Thanks for your response billinkc!

After looking at your feedback and some extra research I came to the following solution:

  1. As you already mentioned, it's easier to run the script through a CMD job, so that's what I did.
  2. But that still gave me an error. It couldn't find the packages that were used in the Python script.
  3. Because the Python script ran fine when I ran it myself I thought it had something to do with the access of SQLSERVERAGENT to the Python packages.
  4. I discovered that my first installation of Python was only for the current user and not for all users (in Windows). So I deinstalled Python and reinstalled it again for all users.
  5. The next step was following the process in this tutorial: https://www.mssqltips.com/sqlservertip/7083/run-python-scripts-sql-server-agent-job/.
  6. Like the author of the tutorial I made a virtual environment but I do think it would work without a virtual environment.

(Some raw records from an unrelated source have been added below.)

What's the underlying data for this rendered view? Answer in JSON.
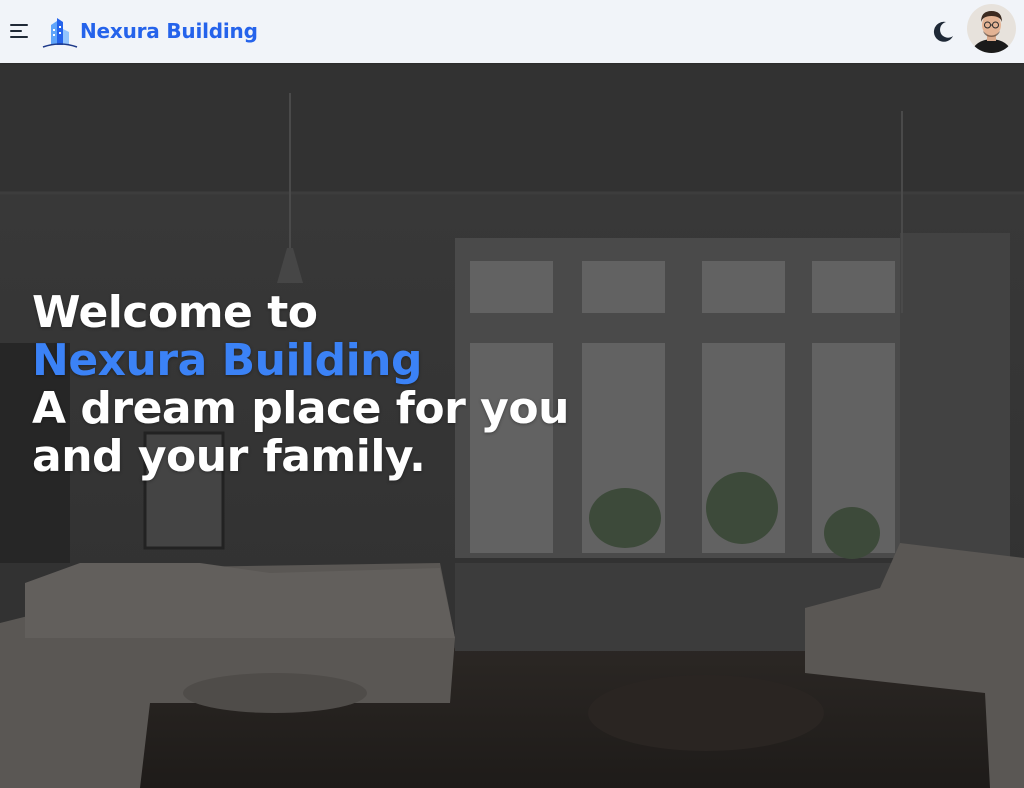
{
  "navbar": {
    "menu_icon": "menu-icon",
    "logo_icon": "building-logo-icon",
    "brand": "Nexura Building",
    "theme_icon": "moon-icon",
    "avatar_icon": "user-avatar"
  },
  "hero": {
    "line1": "Welcome to",
    "line2": "Nexura Building",
    "line3": "A dream place for you",
    "line4": "and your family.",
    "background": "living-room-photo"
  },
  "colors": {
    "accent": "#2563eb",
    "navbar_bg": "#f1f4f9",
    "hero_text": "#ffffff",
    "hero_accent": "#3b82f6"
  }
}
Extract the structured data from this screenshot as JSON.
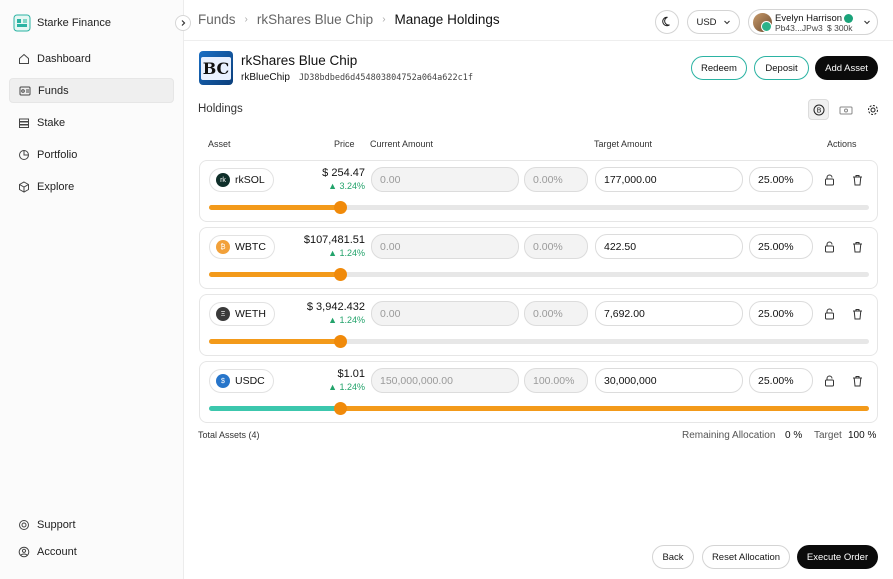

Long story short: because I changed a lot of things at the same time I'm not 100% sure what the cause of the error was. But I suspect it raised an error because Python was installed for the current user and the packages were stored in a folder only accessible for the current user. That would explain why I could run the Python script in a cmd or package but gave an error when ran in a job by SQLSERVERAGENT.